Volume is one of the most critical trading indicators for swing traders, although beginners often overlook it. By default, the indicator can be displayed below the main chart and indicates how strong a newly formed trend is. 

A volume indicator shows how many traders are buying and selling a cryptocurrency or asset at any given time. The higher the volume, the stronger the trend. Volume is particularly useful for breakout strategies when an asset’s price breaks through a resistance line or falls below a support line.

Volume Trading Indicator
Volume Indicator

If the breakout is accompanied by high volume, the new trend is significant. Volume indicators are another class of technical indicators that can be used to increase profits and minimize risk. Once you match entry and exit signals with the right formulas, you can have entry and exit signals as each indicator use a different one. There are many subcategories of volume indicators.

The average volume is one of them. A time span of at least 14 days to weeks can calculate the volume moving average. It’s calculated by dividing a given period in the crypto chart by the number of bars in that same period.

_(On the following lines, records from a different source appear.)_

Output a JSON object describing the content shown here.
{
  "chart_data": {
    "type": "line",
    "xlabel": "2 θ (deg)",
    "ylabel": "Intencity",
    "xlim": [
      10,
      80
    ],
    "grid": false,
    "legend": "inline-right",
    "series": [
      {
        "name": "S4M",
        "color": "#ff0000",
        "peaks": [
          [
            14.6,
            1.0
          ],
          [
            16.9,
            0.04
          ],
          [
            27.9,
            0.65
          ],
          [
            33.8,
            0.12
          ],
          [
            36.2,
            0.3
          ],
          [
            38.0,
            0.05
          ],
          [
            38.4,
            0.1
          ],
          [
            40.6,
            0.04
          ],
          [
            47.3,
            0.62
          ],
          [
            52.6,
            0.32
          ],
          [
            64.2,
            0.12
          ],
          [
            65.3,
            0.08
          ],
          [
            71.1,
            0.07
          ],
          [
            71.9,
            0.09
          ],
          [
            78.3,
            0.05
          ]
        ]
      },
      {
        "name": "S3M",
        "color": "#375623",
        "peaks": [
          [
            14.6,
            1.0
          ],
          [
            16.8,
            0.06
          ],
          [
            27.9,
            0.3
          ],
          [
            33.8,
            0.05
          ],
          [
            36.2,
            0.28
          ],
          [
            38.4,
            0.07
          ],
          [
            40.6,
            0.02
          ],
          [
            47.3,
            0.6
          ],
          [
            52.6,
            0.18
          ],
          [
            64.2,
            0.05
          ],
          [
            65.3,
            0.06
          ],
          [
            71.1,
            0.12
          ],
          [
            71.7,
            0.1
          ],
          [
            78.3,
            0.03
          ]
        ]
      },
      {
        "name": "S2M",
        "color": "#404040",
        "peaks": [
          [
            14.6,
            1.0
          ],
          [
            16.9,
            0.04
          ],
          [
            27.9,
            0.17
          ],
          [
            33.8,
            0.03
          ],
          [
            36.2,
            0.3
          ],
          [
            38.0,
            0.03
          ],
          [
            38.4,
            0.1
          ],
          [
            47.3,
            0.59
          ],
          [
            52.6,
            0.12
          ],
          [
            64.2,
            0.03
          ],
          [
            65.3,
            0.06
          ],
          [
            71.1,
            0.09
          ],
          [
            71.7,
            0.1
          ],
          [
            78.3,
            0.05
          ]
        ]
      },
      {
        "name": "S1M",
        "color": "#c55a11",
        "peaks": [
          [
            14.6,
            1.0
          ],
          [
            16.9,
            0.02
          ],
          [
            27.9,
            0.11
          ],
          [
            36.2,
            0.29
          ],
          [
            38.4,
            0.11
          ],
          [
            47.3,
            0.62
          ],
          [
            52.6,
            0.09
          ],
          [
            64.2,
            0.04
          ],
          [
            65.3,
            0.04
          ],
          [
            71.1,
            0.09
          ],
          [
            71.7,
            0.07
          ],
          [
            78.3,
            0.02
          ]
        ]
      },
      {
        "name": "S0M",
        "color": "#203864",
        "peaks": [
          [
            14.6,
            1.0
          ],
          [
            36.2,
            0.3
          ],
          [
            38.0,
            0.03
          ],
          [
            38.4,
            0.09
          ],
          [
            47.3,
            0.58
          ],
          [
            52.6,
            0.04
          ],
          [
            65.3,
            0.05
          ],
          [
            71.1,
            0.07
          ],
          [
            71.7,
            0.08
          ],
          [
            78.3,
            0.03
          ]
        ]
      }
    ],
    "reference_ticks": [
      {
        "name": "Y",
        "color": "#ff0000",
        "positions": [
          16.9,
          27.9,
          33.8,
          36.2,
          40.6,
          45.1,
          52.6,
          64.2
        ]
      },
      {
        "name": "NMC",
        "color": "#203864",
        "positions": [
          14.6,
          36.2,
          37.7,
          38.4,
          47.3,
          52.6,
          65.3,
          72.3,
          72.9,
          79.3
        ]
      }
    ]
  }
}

Another factor to consider is the volume momentum. This indicator will look for a change in the volume of an asset over a period of time. By comparing the volume change to the initial price, you can see how a security’s price has changed. The volume will be determined by whether the crypto asset opened or closed positively or negatively.

  1. Bollinger Bands

The Bollinger Band (BB) is a momentum indicator that consists of three lines – a moving average and two standard deviations, a positive and a negative one. Swing traders prefer this indicator because it quickly detects a trend, the overbought and oversold levels, and the volatility.

The width of the Bollinger band increases along with the volatility and declines when the market calms down. The closer the bands are to each other, the lower the volatility.

Trading Indicators: Bollinger Bands
Bollinger Bands

While Bollinger Bands work well in trending markets, they do a great job when the price ranges, i.e., moving up and down inside a horizontal channel. In this case, when the price touches the BB’s upper line, swing traders may go short. When the price touches the lower line of the indicator, this may precede a rebound. 

The point is that the price would always tend to move towards the center of the BB. If the band starts expanding, it means that a new trend is forming, and you shouldn’t be trading in a range anymore.

Conclusion

Trading cryptocurrencies can be risky but also exciting. Understanding the risk involved will allow you to take your time in making the right research and using the right tools and indicators before investing in a crypto asset. It doesn’t matter if you’re trading for short-term profits or looking for gems to invest in for the long term; the tools and trading indicators mentioned in this article will help you get started. Coupling this knowledge with your risk appetite and time in hand is necessary to become a successful trader.

*Disclaimer: This article is intended for and only to be used for reference purposes only. No such information provided through this article constitutes advice or a recommendation that any investment or trading strategy is suitable for any specific person. Crypto forecasts are based on industry trends, circumstances involving clients, and other factors, and they involve risks, variables, and uncertainties. There is no guarantee presented or implied as to the accuracy of specific forecasts, projections, or predictive statements contained herein. Users of this article agree that LightBlocks Media does not take responsibility for any of your investment decisions. Please seek professional advice before trading.